Humankind depends on a healthy natural environment for survival and procreation. Climate change is one the greatest challenges of the contemporary world. It is the most obvious proof of human activity's destructive effect on the natural environment, which adversely affects our lives. The consequences of climate change and unsustainable use and management of resources, among other things, are causing more and more frequent natural disasters all around the world. All this clearly implies a close relationship between the environment and human rights.


The international human rights framework contains no direct reference to the environment, but environmental aspects are a prerequisite for the enjoyment of human rights, particularly the right to life, health, food, water and housing. Only the Aarhus Convention, which Slovenia ratified in 2004, clearly recognises the connection between the environment and the protection of human rights, and grants people an active right to participate in adopting and implementing environmental policies.


States have a duty to protect citizens from environmental degradation which directly affects the right to life and private property. What remains open is the issue of responsibility for cross-border consequences, particularly the effects of global warming. 


In the last decade, the international community has become more aware of the connection between human rights and the environment, and this area is dealt with by the United Nations Environment Programme and the Office of the UN High Commissioner for Human Rights. The latter has frequently emphasised the effect of climate change on the enjoyment of human rights. The UN Human Rights Council passed a number of resolutions addressing the connection between human rights and the environment, and in 2012, on the initiative of Slovenia and other countries, the Council  appointed the Independent Expert on human rights obligations relating to the enjoyment of a safe, clean, healthy and sustainable environment. In March 2015, the mandate was extended to 3 years as a Special Rapporteur. The mandate holder remains John Knox.


The right to a healthy living environment is enshrined in Article 72 of the Constitution of the Republic of Slovenia. Article 72 stipulates that national laws shall set forth the individual's right to a healthy living environment,  conditions and manners in which economic and other activities are pursued and conditions to determine compensation in a case of individual's  damage of the living.
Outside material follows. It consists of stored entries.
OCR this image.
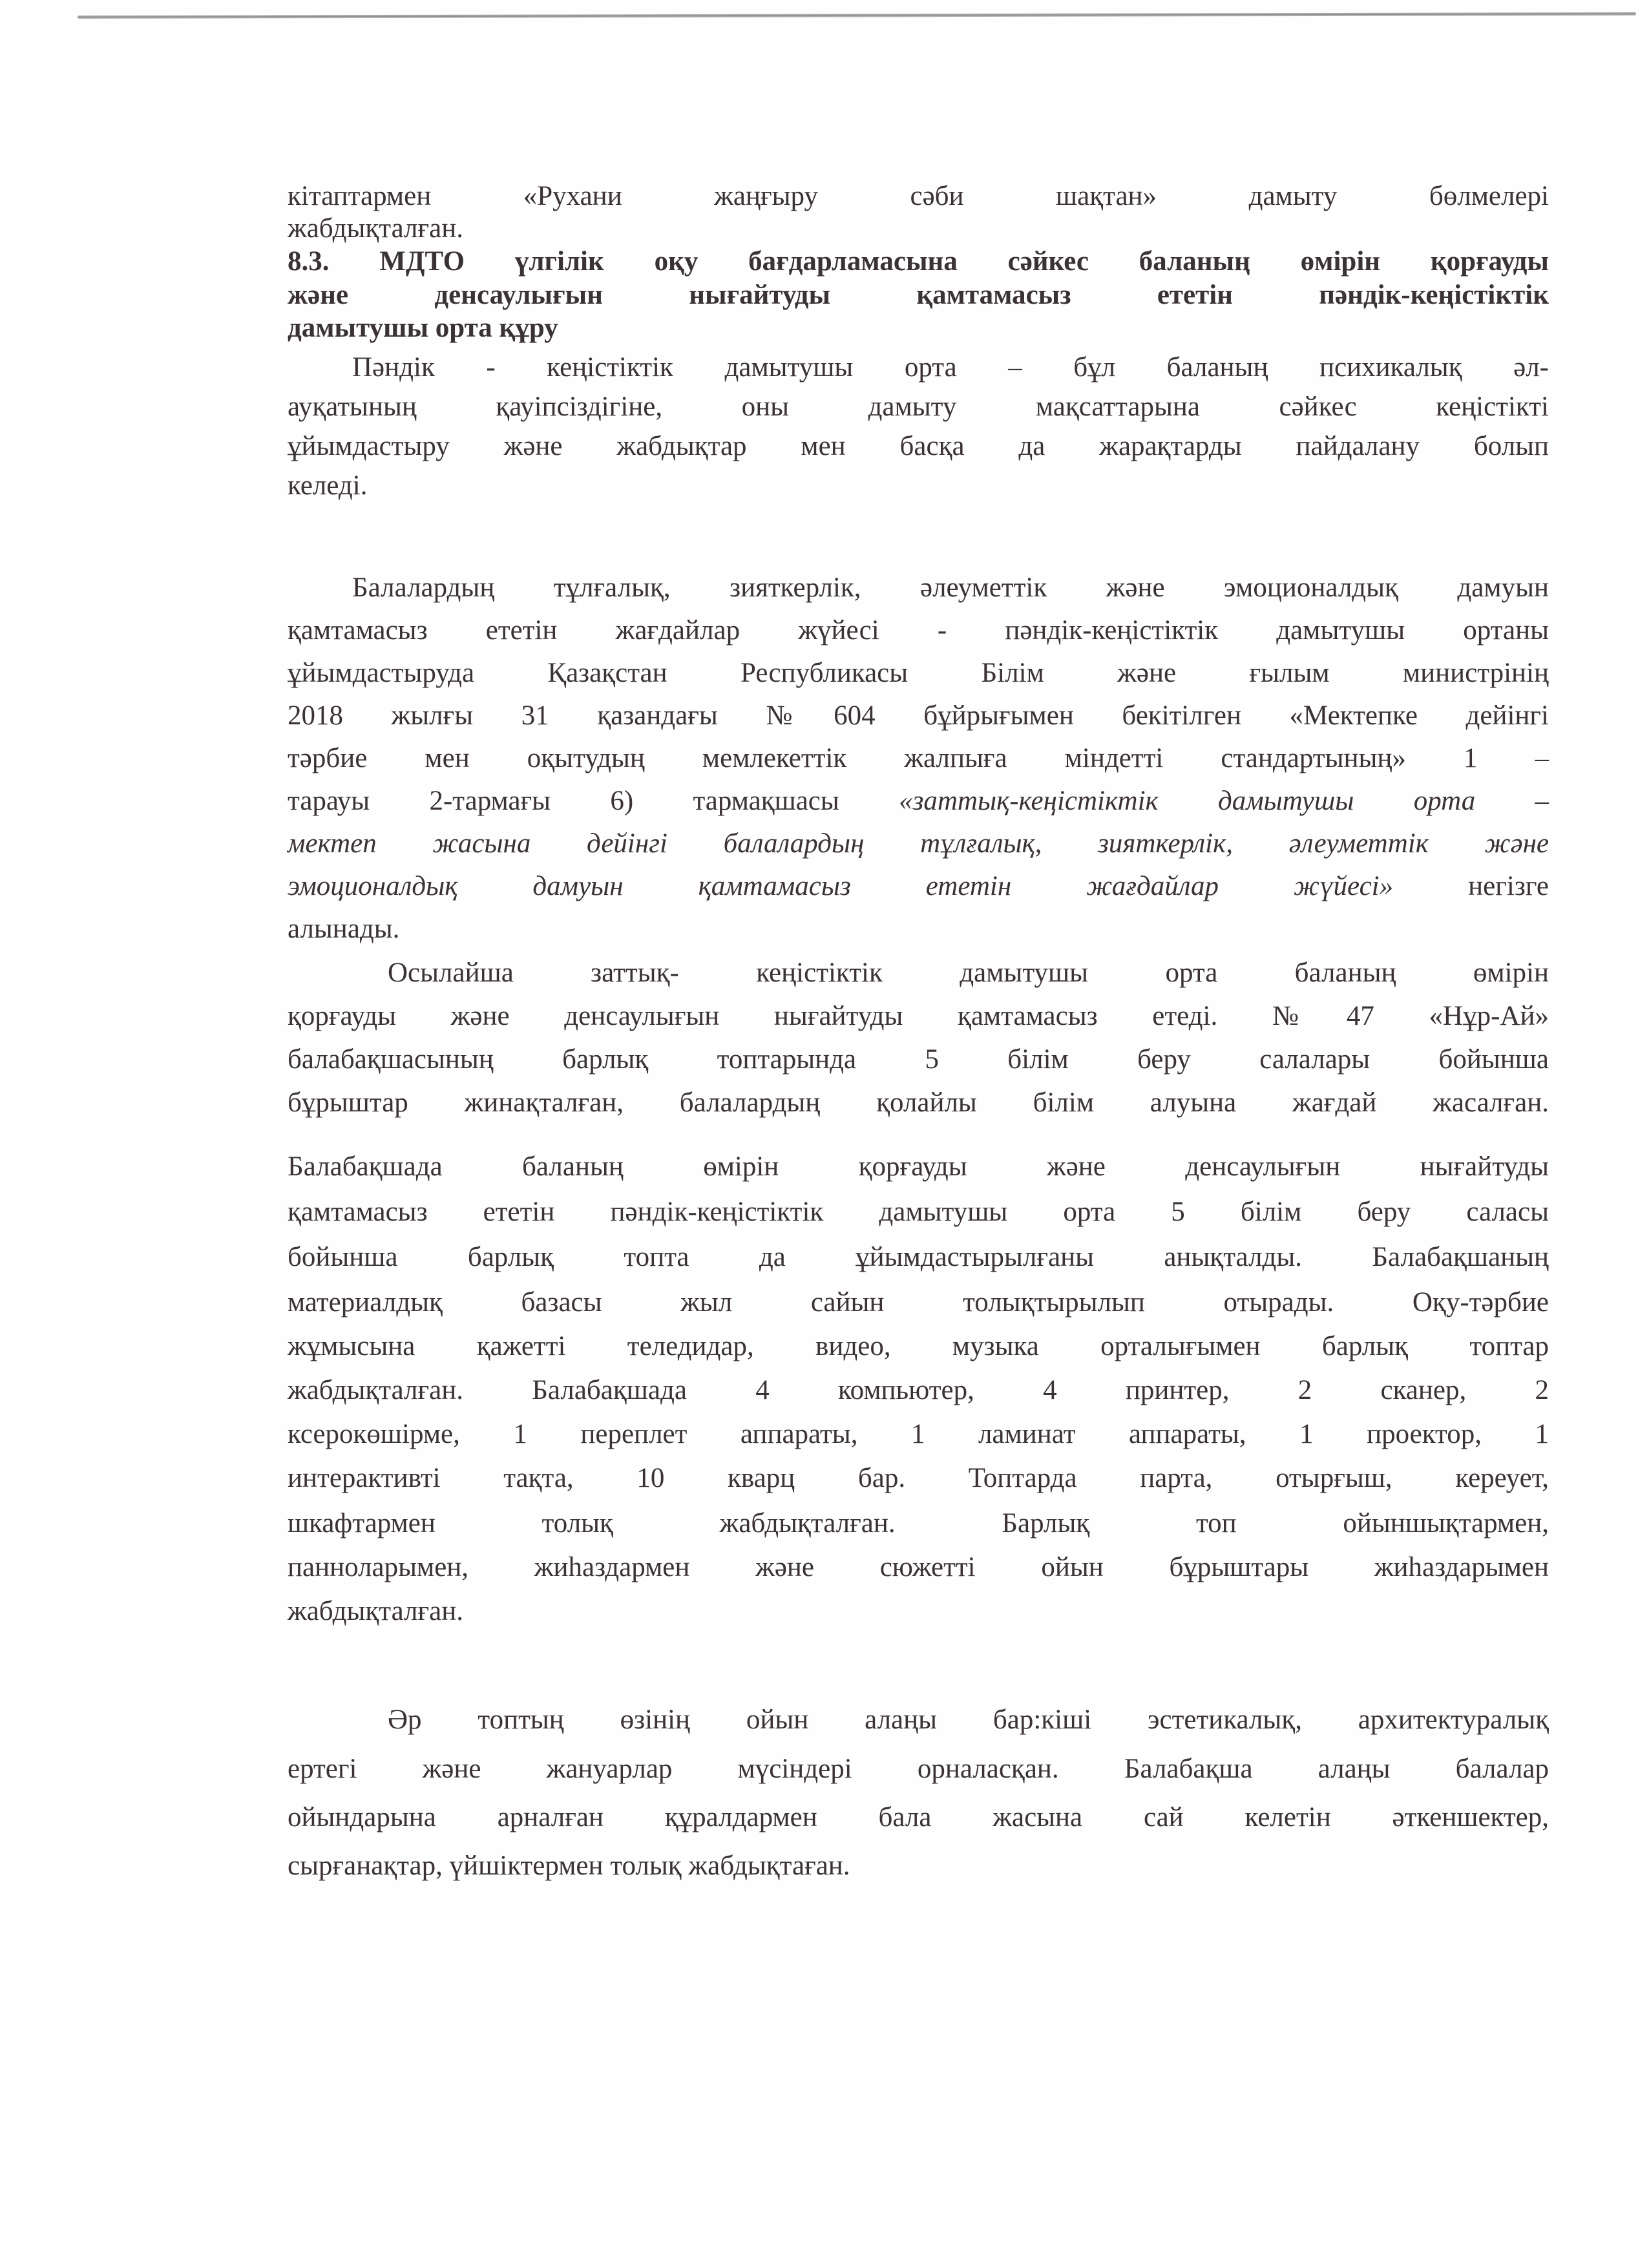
кітаптармен «Рухани жаңғыру сәби шақтан» дамыту бөлмелері
жабдықталған.
8.3. МДТО үлгілік оқу бағдарламасына сәйкес баланың өмірін қорғауды
және денсаулығын нығайтуды қамтамасыз ететін пәндік-кеңістіктік
дамытушы орта құру
Пәндік - кеңістіктік дамытушы орта – бұл баланың психикалық әл-
ауқатының қауіпсіздігіне, оны дамыту мақсаттарына сәйкес кеңістікті
ұйымдастыру және жабдықтар мен басқа да жарақтарды пайдалану болып
келеді.
Балалардың тұлғалық, зияткерлік, әлеуметтік және эмоционалдық дамуын
қамтамасыз ететін жағдайлар жүйесі - пәндік-кеңістіктік дамытушы ортаны
ұйымдастыруда Қазақстан Республикасы Білім және ғылым министрінің
2018 жылғы 31 қазандағы №604 бұйрығымен бекітілген «Мектепке дейінгі
тәрбие мен оқытудың мемлекеттік жалпыға міндетті стандартының» 1 –
тарауы 2-тармағы 6) тармақшасы «заттық-кеңістіктік дамытушы орта –
мектеп жасына дейінгі балалардың тұлғалық, зияткерлік, әлеуметтік және
эмоционалдық дамуын қамтамасыз ететін жағдайлар жүйесі» негізге
алынады.
Осылайша заттық- кеңістіктік дамытушы орта баланың өмірін
қорғауды және денсаулығын нығайтуды қамтамасыз етеді. №47 «Нұр-Ай»
балабақшасының барлық топтарында 5 білім беру салалары бойынша
бұрыштар жинақталған, балалардың қолайлы білім алуына жағдай жасалған.
Балабақшада баланың өмірін қорғауды және денсаулығын нығайтуды
қамтамасыз ететін пәндік-кеңістіктік дамытушы орта 5 білім беру саласы
бойынша барлық топта да ұйымдастырылғаны анықталды. Балабақшаның
материалдық базасы жыл сайын толықтырылып отырады. Оқу-тәрбие
жұмысына қажетті теледидар, видео, музыка орталығымен барлық топтар
жабдықталған. Балабақшада 4 компьютер, 4 принтер, 2 сканер, 2
ксерокөшірме, 1 переплет аппараты, 1 ламинат аппараты, 1 проектор, 1
интерактивті тақта, 10 кварц бар. Топтарда парта, отырғыш, кереует,
шкафтармен толық жабдықталған. Барлық топ ойыншықтармен,
панноларымен, жиһаздармен және сюжетті ойын бұрыштары жиһаздарымен
жабдықталған.
Әр топтың өзінің ойын алаңы бар:кіші эстетикалық, архитектуралық
ертегі және жануарлар мүсіндері орналасқан. Балабақша алаңы балалар
ойындарына арналған құралдармен бала жасына сай келетін әткеншектер,
сырғанақтар, үйшіктермен толық жабдықтаған.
Additionally, Article 11 of the Environment Protection Act stipulates that "The State shall provide for the elimination of consequences of excessive environmental burdens and shall cover the costs of such elimination if payment of costs cannot be imposed on particular or identifiable persons causing the burden or if there is no legal basis for the imposition of liabilities."


In 2010,  then current Slovenian Human Rights Ombudsman held an international conference titled Environment and Human Rights: Public Participation in Environmental Matters. This was one of Ombudsman Čebašek Travnik's priority areas.


Slovenia supports the international community's efforts to link human rights and the environment at the global level. Since 2011, Slovenia has participated in a group of countries which underline the connection between respect for human rights and the enjoyment of safe, clean, healthy and sustainable environment and table resolutions on this topic to the UN Human Rights Council. Slovenia's activities arise from the firm belief that solving contemporary problems dictates a comprehensive approach which takes into account security and development issues as well as human rights as the foundations of democratic societies and sustainable development. Slovenia thus strives for mutual links and cooperation between various pillars of the international system and their coordinated action.


Right to drinking water and sanitation


In 2010, in Resolution 64/292, the UN General Assembly explicitly recognised the human right to water and sanitation and acknowledged that clean drinking water and sanitation are essential to the realisation of all human rights.


The right to drinking water is also a central concern of the UN Human Rights Council; in 2008, it established the mandate of the Independent Expert, now Special Rapporteur on the human right to safe drinking water and sanitation.


In the multilateral sphere, Slovenia is a staunch supporter of the international community's efforts to enforce the human right to drinking water and sanitation. It participates in the Blue Group in Geneva, where it strives for the universal human right to drinking water and sanitation. Slovenia also emphasises the link between access to drinking water and human rights in its foreign policy and development cooperation.


In 2010,  then current Independent Expert on the right to safe drinking water and sanitation, Catarina de Albuquerque, visited Slovenia. This was the first visit to Slovenia by a UN Human Rights Council's special rapporteur.